Mais, lorsque le prince eut retrouvé sa fille, tout changea; malgré sa vive reconnaissance pour l’homme qui lui avait sauvé la vie, il ne put se résoudre à emmener avec lui en Allemagne ce témoin de la première honte de Fleur-de-Marie… Bien décidé d’ailleurs à combler tous les désirs du Chourineur, il le fit venir une dernière fois et lui dit qu’il attendait de son attachement un nouveau service. À ces mots, la physionomie du Chourineur rayonna; mais elle devint bientôt consternée, lorsqu’il apprit que non-seulement il ne pourrait suivre le prince en Allemagne, mais qu’il faudrait quitter l’hôtel le jour même.
Il est inutile de dire les compensations brillantes que Rodolphe offrit au Chourineur: l’argent qui lui était destiné, le contrat de vente de la ferme en Algérie, plus encore, s’il le voulait… tout était à sa disposition.
Le Chourineur, frappé au cœur, refusa; et, pour la première fois de sa vie peut-être, cet homme pleura… Il fallut l’instance de Rodolphe pour le décider à accepter ses premiers bienfaits.
Le lendemain, le prince fit venir la Louve et Martial; sans leur apprendre que Fleur-de-Marie était sa fille, il leur demanda ce qu’il pouvait faire pour eux; tous leurs désirs devaient être accomplis. Voyant leur hésitation, et se souvenant de ce que Fleur-de-Marie lui avait dit des goûts un peu sauvages de la Louve et de son mari, il proposa au hardi ménage une somme d’argent considérable, ou bien la moitié de cette somme et des terres en plein rapport, dépendantes d’une ferme voisine de celle qu’il avait fait acheter pour le Chourineur, et qui était aussi à vendre. En faisant cette offre, le prince avait encore songé que Martial et le Chourineur, tous deux rudes, énergiques, tous deux doués de bons et valeureux instincts, sympathiseraient d’autant mieux qu’ils avaient aussi tous deux des raisons de rechercher la solitude, l’un à cause de son passé, l’autre à cause des crimes de sa famille.
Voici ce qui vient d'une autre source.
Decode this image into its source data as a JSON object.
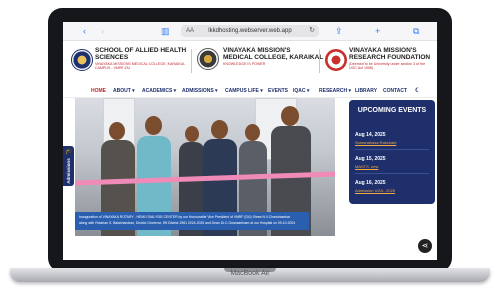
{
  "device": {
    "label": "MacBook Air"
  },
  "browser": {
    "url": "lkkdhosting.webserver.web.app",
    "text_size_label": "AA"
  },
  "header": {
    "org1": {
      "line1": "SCHOOL OF ALLIED HEALTH",
      "line2": "SCIENCES",
      "sub": "VINAYAKA MISSIONS MEDICAL COLLEGE, KARAIKAL CAMPUS - VMRF-DU"
    },
    "org2": {
      "line1": "VINAYAKA MISSION'S",
      "line2": "MEDICAL COLLEGE, KARAIKAL",
      "sub": "KNOWLEDGE IS POWER"
    },
    "org3": {
      "line1": "VINAYAKA MISSION'S",
      "line2": "RESEARCH FOUNDATION",
      "sub": "(Deemed to be University under section 3 of the UGC Act 1956)"
    }
  },
  "nav": {
    "items": [
      "HOME",
      "ABOUT ▾",
      "ACADEMICS ▾",
      "ADMISSIONS ▾",
      "CAMPUS LIFE ▾",
      "EVENTS",
      "IQAC ▾",
      "RESEARCH ▾",
      "LIBRARY",
      "CONTACT"
    ]
  },
  "hero": {
    "caption_line1": "Inauguration of VINAYAKA ROTARY - HEMO DIALYSIS CENTER by our Honourable Vice President of VMRF (DU) Shree.N.V.Chandrasekar",
    "caption_line2": "along with Rotarian S. Balachandran, District Governor, Rtl District 2981 2024-2025 and Dean Dr.C.Gnanaselvam at our Hospital on 09-10-2024"
  },
  "side_tab": {
    "label": "Admissions"
  },
  "events": {
    "title": "UPCOMING EVENTS",
    "items": [
      {
        "date": "Aug 14, 2025",
        "name": "Somanahasa Rakshabi"
      },
      {
        "date": "Aug 15, 2025",
        "name": "MASTS, new"
      },
      {
        "date": "Aug 16, 2025",
        "name": "Admission UG/L, 2025"
      }
    ]
  },
  "colors": {
    "brand_navy": "#1e2f6b",
    "accent_red": "#c0262d",
    "event_link": "#f5a742"
  }
}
Il ne se trompait pas; Martial et la Louve acceptèrent avec transport; puis, ayant été, par l’intermédiaire de Murph, mis en rapport avec le Chourineur, tous trois se félicitèrent bientôt des relations que promettait leur voisinage en Algérie.
Malgré la profonde tristesse où il était plongé, ou plutôt à cause même de cette tristesse, le Chourineur, touché des avances cordiales de Martial et de sa femme, y répondit avec affection. Bientôt une amitié sincère unit les futurs colons: les gens de cette trempe se jugent vite et s’aiment de même… Aussi, la Louve et Martial, n’ayant pu, malgré leurs affectueux efforts, tirer leur nouvel ami de sa sombre léthargie, ne comptaient plus pour l’en distraire que sur le mouvement du voyage et sur l’activité de leur vie à venir; car, une fois en Algérie, ils seraient obligés de se mettre au fait de la culture des terres qu’on leur avait données, les propriétaires devant, d’après les conditions de la vente, faire valoir les fermes pendant une année encore, afin que les nouveaux possesseurs fussent en état de surveiller plus tard l’exploitation.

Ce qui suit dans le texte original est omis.